The two container terminals currently fully operational at the port, KICT and PICT, handle a cumulative volume of about 1.9 million TEUs per annum. At Rs1,300 per TEU the Labour Board charge comes to approximately Rs2.47 billion per year. This number translates to about Rs882,000 per worker per year, given a total of about 2,800 workers registered with Labour Board at present.
It must be kept in mind that these numbers only relate to the two container terminals occupying seven berths at Karachi Port and not to the other shipping activities at the other 23 berths of the port. To sum up, approximately Rs882,000 is paid per worker per annum for doing no work at all, resulting in a straight line loss of approximately Rs2.47 billion to the economy.
With another container terminal coming into full operations by February at the KPT’s flagship project, the Pakistan Deep Water Container Port, this loss to the economy is set to increase exponentially. It is the need of the hour to direct government policy towards avoidance of this loss to the economy of Pakistan.
The mostly bulk cargo loading and discharge at the other non-containerized berths is also undertaken through mechanical rather than physical means, thus rendering the entire Labour Board scheme irrational and out of date.
PAGE: WHAT IS THE STATE OF AFFAIRS IN TERMS OF DOCK WORKERS AT PORT BIN QASIM AND KARACHI PORT?
CAPT. ANWAR SHAH: No charges related to dock workers are prevalent at the Port Bin Qasim situated at a distance of about 48 kms from the Karachi Port as it does not fall within the jurisdiction notified by the government for the imposition of a Labour Board charge.
Even liquid cargo including crude oil, molasses and petro products, handled at the Karachi Port are exempt from the Labour Board levies, given the logic that these are not physically handled and instead pumped through pipelines.
Similarly, in the case of containerized cargo, no physical handling is required with the container terminal operator managing all loading and discharge to and from the vessel by deploying cranes.
The aim of the game for container terminal operators is to keep costs down and to ensure a swift turnaround times for vessels. Dock workers physically handling cargoes cannot and does not factor into this equation. If this is the case, where the KDLB is paid for each container handled at the Karachi Port thus increasing overall costs.
It is time that the Government of Pakistan took a cue from the British Conservative government of 1989. It should rethink the Labour Board scheme has already proved to be an anachronism and which stands in the way of turning the Karachi Port into a modern and efficient port.

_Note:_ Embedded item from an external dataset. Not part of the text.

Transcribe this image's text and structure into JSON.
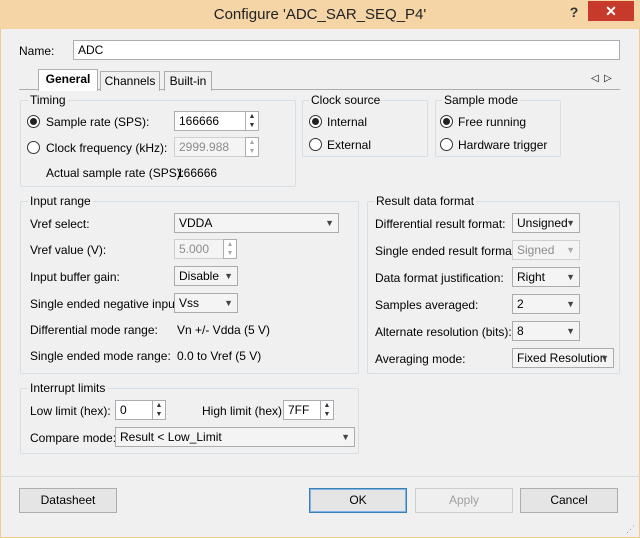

A compulsory payment for no work done cannot be justified on the grounds that it is backed by legislated. The legislation may have been relevant when it was formalized. However, times and methods have changed since then and so should the legislation. These unskilled workers need to be eased into skilled trades so that they can also contribute towards the uplift of the economy of Pakistan.
The Federal Minister of Ports and Shipping personally intervened to normalize the port operation, as reported in the print media.
It is food for thought for Ministry of Ports and Shipping to take a policy decision which may be a win-win situation for all stakeholders.
In 2006, some initiative was taken, but it was left half way, without resolving the issue. At KCCI, trade complains of high handling cost, thus, issue may be amicably resolved, so that extra burden on trade is minimized.